Note to self, I thought. Never leave my child in that particular mom's care.
I was that mom who was pretty open with my kids. So they knew a fair bit about things that some moms thought of as too adult for little ears.
And sometimes they shared their knowledge with other kids.
Somehow one of my preschool-aged kids' friends saw some menstrual blood. I can't remember exactly how this happened—maybe no toilet paper in the park restroom, so I was holding a certain something when I came out of the stall to get a paper towel. My kids and their friend were waiting for me, and the little girl gasped when she saw some blood.

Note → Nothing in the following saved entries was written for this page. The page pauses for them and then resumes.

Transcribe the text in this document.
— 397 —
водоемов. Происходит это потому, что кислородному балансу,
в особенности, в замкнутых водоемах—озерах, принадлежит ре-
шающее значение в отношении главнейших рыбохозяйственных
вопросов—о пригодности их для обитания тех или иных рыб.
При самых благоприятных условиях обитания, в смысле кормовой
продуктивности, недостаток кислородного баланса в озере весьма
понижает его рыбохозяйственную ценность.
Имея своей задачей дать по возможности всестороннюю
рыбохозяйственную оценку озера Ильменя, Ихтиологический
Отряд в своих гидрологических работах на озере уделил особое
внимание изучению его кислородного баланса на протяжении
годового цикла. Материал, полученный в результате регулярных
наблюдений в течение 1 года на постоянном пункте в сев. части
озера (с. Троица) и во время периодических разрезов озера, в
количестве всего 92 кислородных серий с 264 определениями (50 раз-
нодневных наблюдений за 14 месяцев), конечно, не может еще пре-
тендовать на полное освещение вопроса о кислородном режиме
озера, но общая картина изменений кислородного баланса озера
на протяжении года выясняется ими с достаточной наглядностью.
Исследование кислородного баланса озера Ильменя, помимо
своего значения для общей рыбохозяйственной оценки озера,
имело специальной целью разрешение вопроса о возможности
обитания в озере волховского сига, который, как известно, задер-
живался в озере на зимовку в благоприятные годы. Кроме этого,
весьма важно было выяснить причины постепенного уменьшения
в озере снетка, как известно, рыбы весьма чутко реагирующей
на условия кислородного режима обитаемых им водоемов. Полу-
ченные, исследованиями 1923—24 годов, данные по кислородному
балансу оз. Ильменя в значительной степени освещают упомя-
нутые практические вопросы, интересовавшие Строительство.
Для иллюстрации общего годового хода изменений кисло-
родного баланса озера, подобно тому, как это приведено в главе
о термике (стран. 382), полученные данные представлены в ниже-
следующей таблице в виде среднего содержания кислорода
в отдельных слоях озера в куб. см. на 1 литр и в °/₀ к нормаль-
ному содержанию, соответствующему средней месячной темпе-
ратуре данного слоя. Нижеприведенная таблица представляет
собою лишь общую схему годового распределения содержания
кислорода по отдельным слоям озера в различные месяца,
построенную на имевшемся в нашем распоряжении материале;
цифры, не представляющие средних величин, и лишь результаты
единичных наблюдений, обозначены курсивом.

“Is that blood?” she asked, horrified.
I quickly wrapped the certain something and ducked back into the stall to properly dispose of it, all the while hurrying to reassure her, “Yes, but don't worry, honey, I'm fine. Everything's fine.”

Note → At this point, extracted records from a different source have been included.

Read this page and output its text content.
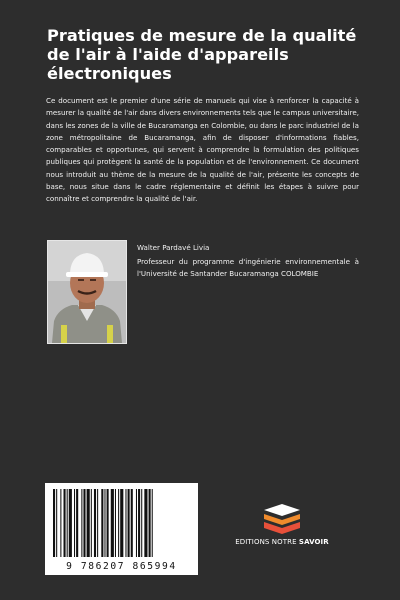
Pratiques de mesure de la qualité de l'air à l'aide d'appareils électroniques
Ce document est le premier d'une série de manuels qui vise à renforcer la capacité à mesurer la qualité de l'air dans divers environnements tels que le campus universitaire, dans les zones de la ville de Bucaramanga en Colombie, ou dans le parc industriel de la zone métropolitaine de Bucaramanga, afin de disposer d'informations fiables, comparables et opportunes, qui servent à comprendre la formulation des politiques publiques qui protègent la santé de la population et de l'environnement. Ce document nous introduit au thème de la mesure de la qualité de l'air, présente les concepts de base, nous situe dans le cadre réglementaire et définit les étapes à suivre pour connaître et comprendre la qualité de l'air.
Walter Pardavé Livia
Professeur du programme d'ingénierie environnementale à l'Université de Santander Bucaramanga COLOMBIE
9 786207 865994
EDITIONS NOTRE SAVOIR
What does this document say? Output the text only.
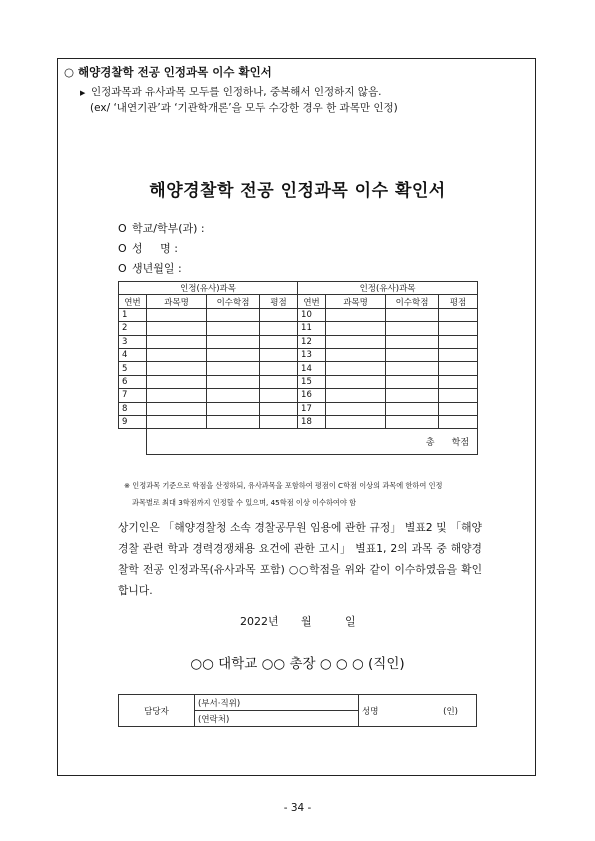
○ 해양경찰학 전공 인정과목 이수 확인서
▶ 인정과목과 유사과목 모두를 인정하나, 중복해서 인정하지 않음.
(ex/ ‘내연기관’과 ‘기관학개론’을 모두 수강한 경우 한 과목만 인정)
해양경찰학 전공 인정과목 이수 확인서
O 학교/학부(과) :
O 성     명 :
O 생년월일 :
인정(유사)과목				인정(유사)과목			
연번	과목명	이수학점	평점	연번	과목명	이수학점	평점
1				10			
2				11			
3				12			
4				13			
5				14			
6				15			
7				16			
8				17			
9				18			
	총      학점						
※ 인정과목 기준으로 학점을 산정하되, 유사과목을 포함하여 평점이 C학점 이상의 과목에 한하여 인정
과목별로 최대 3학점까지 인정할 수 있으며, 45학점 이상 이수하여야 함
상기인은 「해양경찰청 소속 경찰공무원 임용에 관한 규정」 별표2 및 「해양경찰 관련 학과 경력경쟁채용 요건에 관한 고시」 별표1, 2의 과목 중 해양경찰학 전공 인정과목(유사과목 포함) ○○학점을 위와 같이 이수하였음을 확인합니다.
2022년 월	일
○○ 대학교 ○○ 총장 ○ ○ ○ (직인)
담당자	(부서·직위)	성명	(인)

(연락처)
- 34 -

The little girl still looked shocked as I began to wash my hands. So one of my daughters tried to comfort her with an explanation. “My mom's just on her period,” she said.
“What's that mean?”
I tried to intercede with words to the effect that we should let her mom explain, but my daughter had already gone into teaching mode: “The blood is coming out of her angina—”

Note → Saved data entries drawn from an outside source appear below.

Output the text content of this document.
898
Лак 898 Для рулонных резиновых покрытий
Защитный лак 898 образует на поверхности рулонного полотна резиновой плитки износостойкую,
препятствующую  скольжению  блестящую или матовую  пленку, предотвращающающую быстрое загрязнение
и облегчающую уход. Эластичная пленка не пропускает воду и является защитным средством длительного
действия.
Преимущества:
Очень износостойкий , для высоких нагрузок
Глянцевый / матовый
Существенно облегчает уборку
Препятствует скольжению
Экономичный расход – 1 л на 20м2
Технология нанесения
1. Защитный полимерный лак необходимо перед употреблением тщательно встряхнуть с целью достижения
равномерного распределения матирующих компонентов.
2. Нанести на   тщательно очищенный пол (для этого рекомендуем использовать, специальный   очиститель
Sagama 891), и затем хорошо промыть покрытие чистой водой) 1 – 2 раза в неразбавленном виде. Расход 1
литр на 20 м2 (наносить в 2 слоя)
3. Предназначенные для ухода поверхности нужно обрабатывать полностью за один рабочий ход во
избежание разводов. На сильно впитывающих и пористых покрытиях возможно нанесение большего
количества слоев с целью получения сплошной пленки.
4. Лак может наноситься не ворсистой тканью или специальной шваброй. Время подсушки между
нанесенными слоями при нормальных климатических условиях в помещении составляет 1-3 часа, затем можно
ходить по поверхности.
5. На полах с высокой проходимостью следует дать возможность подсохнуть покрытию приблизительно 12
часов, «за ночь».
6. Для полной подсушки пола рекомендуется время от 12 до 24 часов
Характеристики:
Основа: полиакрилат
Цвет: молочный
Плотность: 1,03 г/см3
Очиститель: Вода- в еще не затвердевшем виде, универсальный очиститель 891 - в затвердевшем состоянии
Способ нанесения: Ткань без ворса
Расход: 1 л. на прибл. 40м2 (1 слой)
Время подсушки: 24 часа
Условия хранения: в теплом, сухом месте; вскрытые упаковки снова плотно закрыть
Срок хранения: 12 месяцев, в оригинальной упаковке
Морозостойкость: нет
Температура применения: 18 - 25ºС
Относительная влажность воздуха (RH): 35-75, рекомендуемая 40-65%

I interrupted to correct her: “Honey, it's vagina. Angina is the chest pains your papa has been feeling.” (Hey, what do you want? My daughter wasn't yet four years old!)
And she was still talking: “...And that means that she isn't pregnant and she is not going to have a baby in a few months.”
The little friend looked very confused. I tried to decide whether to address her confusion or change the subject, but my little chatterbox went on: “If she was pregnant, the baby would come out of her angina—”
“Vagina,” I corrected again.
“...Vagina,” she concluded.
“Okay, girls, let's go play!” I said firmly. This time I succeeded in distracting them..
Note to self: Tell the little girl's mother exactly what was said (and what was not said—we'd talked about two things coming out of the vagina but zero things going into the vagina!) Warn her that her daughter might think one of her private parts is called an angina!
I was that mom who didn't censor while reading books.
My small kids and I had these lovely, amazing discussions whenever something strange or upsetting came up during a reading session. Ma Ingalls (Laura Ingalls Wilder's mother) just said something lousy about Indians. My kids adore and respect Mrs. Ingalls—so why did she say that awful thing??? We talked about racism, we talked about judging people by modern standards when those people lived long ago, we talked about people being complex mixtures of the good and the bad. The Swiss Family Robinson killed every animal they saw—even animals they had no intention of eating. What's up with that? We discussed different perspectives on animals and the environment and wildlife and hunting.
When you come to think about it, what a lovely way to start conversations about hard subjects! When reading storybooks or novels with our children, we aren't as personally invested as we would be if we were discussing our next-door-neighbors or Uncle Don. There isn't as much chance for later embarrassing blurts from the mouths of babes!
I was surprised to hear from a few friends that they'd never had these sorts of discussions. When Ma Ingalls said something racist, they changed her words. When the Robinsons killed a cute little seal, they skipped over that paragraph.
“Why?” I asked. “We've had such valuable discussions whenever something like this comes up.”
“I don't want a valuable discussion at bedtime!” one of my friends said with a shrug.
I know a few little kids who get ultra-disturbed by things that other kids take in stride, so I “get” that their parents do and should protect them. It just never occurred to me to censor a children's book.